Just Mariam and Laila's friendship in general. Although Mariam is initially cold towards her (and you can't really blame her, because Laila really is her replacement in Rasheed's eyes), they eventually bond over late-night tea and turn to each other for comfort and support when faced with their abusive husband. Mariam, who cannot have children, becomes a second mother to Laila's, not to mention becoming a mother figure to Laila herself (whose own mother neglected her in her depression over her sons' deaths). Much of the book is devoted to the camaraderie and love between Mariam and Laila and how they complete the other. This devotion culminates at the end of the novel, when Mariam kills Rasheed who was savagely beating and about to murder Laila for meeting with Tariq, her childhood sweetheart whom Rasheed had led her to believe was dead. What's more, Mariam takes the full blame for killing him and turns herself in, allowing Laila, Tariq, and the children to escape the country and live in peace while she is executed. Although heartbroken, Laila still carries Mariam in her heart and visits Mariam's childhood home in the end, imagining how her life shaped her to become such a beautiful person.
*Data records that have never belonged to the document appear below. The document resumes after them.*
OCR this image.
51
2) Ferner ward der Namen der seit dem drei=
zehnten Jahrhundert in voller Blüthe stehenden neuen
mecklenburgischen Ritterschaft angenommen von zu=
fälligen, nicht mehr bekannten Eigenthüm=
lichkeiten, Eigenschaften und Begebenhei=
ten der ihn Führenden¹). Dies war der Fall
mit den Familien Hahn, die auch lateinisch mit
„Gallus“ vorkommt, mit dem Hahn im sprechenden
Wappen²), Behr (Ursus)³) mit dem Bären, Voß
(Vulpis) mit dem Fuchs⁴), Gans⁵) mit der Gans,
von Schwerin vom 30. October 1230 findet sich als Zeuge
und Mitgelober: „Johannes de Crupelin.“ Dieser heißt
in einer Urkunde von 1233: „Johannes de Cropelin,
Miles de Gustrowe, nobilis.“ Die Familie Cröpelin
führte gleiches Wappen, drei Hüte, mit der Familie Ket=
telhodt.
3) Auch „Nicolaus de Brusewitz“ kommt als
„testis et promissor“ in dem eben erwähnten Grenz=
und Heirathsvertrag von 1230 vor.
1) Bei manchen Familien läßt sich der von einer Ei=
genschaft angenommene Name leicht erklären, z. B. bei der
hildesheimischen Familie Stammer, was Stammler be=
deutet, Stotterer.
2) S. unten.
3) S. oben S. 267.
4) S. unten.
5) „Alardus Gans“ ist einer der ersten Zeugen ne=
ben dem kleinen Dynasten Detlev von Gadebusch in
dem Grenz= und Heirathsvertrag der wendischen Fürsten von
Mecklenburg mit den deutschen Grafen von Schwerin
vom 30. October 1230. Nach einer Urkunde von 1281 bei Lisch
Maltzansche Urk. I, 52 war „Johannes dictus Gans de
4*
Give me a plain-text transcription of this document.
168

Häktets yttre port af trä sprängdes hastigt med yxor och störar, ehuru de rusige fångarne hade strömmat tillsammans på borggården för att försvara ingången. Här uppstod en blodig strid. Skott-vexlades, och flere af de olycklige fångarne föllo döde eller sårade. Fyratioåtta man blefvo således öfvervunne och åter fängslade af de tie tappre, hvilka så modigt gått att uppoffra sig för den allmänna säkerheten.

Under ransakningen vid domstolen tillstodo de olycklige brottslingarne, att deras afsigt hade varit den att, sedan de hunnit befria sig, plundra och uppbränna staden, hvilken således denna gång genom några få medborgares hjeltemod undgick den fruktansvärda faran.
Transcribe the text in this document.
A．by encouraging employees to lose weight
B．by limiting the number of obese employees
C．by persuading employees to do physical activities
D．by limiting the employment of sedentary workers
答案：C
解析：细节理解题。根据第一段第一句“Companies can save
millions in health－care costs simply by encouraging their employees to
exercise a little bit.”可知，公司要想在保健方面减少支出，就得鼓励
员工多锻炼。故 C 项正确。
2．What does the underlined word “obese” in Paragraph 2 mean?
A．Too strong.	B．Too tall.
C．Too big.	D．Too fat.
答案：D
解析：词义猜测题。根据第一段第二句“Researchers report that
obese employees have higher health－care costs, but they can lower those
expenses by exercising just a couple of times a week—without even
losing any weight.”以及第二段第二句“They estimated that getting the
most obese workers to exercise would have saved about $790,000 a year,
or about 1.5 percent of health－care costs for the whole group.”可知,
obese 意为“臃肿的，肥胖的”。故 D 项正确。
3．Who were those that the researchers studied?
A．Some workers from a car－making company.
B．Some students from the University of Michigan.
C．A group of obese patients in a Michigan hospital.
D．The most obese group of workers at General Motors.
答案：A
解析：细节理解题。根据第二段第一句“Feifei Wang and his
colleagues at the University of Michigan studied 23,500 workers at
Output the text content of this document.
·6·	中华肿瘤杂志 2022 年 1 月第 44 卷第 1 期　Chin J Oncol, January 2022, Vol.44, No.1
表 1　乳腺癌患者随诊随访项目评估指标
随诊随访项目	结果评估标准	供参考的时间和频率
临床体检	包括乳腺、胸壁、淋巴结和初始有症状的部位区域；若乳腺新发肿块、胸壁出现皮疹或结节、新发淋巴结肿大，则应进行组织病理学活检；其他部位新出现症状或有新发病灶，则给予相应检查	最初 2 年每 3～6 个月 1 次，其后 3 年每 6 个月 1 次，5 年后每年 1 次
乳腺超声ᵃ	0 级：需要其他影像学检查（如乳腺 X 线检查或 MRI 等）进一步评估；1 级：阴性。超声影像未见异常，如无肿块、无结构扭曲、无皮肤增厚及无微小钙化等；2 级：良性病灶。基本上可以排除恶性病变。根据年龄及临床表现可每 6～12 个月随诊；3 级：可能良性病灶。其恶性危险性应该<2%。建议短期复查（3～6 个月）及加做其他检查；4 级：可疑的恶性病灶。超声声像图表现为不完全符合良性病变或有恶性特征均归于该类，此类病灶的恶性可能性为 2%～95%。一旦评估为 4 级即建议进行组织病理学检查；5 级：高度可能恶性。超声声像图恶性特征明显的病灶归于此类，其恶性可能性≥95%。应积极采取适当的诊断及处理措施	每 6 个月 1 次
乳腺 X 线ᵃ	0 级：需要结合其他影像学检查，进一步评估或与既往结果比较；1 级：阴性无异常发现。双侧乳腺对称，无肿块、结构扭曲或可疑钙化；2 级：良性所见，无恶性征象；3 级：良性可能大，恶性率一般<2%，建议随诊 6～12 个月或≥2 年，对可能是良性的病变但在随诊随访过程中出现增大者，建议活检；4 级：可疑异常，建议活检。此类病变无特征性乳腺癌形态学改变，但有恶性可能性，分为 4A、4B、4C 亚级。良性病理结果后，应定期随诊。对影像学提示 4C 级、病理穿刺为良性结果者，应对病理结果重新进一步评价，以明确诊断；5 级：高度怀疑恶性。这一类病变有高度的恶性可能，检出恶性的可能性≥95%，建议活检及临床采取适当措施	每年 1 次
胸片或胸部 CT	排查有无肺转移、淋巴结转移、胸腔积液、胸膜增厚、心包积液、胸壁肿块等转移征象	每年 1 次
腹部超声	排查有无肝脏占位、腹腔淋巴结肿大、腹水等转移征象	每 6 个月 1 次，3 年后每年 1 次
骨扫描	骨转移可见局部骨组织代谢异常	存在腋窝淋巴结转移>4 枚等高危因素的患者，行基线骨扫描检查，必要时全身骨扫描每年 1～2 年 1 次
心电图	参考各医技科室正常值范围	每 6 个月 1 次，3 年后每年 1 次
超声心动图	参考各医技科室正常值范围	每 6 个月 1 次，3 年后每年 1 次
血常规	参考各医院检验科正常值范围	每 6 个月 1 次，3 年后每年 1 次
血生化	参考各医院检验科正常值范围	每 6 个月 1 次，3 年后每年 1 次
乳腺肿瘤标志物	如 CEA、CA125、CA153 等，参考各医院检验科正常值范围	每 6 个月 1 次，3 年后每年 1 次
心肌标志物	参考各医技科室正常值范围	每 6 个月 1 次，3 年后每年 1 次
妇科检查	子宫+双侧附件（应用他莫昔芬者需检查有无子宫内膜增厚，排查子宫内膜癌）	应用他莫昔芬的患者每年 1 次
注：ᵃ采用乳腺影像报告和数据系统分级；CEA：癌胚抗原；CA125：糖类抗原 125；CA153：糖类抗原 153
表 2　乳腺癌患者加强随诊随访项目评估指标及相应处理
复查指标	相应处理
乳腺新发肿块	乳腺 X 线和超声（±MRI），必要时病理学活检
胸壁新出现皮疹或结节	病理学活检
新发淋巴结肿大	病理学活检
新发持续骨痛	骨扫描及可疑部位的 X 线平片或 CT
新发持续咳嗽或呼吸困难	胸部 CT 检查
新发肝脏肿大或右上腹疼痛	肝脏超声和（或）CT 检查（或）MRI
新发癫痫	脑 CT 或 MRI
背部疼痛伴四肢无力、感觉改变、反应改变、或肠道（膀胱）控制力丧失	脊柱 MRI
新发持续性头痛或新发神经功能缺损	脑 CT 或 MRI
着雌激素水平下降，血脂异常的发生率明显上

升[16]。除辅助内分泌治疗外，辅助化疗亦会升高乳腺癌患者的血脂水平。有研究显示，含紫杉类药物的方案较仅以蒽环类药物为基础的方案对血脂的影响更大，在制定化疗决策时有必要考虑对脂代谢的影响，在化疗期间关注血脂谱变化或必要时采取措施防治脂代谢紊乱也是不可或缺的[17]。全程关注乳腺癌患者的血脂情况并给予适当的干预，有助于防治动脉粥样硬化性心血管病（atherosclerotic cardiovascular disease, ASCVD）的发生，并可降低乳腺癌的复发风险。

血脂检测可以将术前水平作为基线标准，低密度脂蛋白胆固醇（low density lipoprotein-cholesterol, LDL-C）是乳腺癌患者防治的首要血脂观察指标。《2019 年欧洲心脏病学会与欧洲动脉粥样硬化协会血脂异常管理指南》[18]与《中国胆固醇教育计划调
Laila finding Tariq alive after being told he had died.
Zalmai slowly accepting Tariq as a father-figure.
Tariq comforting Zalmai.
Jalil's letter to Mariam, given to Mullah Faizullah for safekeeping, along with a video of Pinocchio and whatever money he can spare to her.
The very last sentence of the novel: "But the game involves only male names. Because, if it's a girl, Laila has already named her."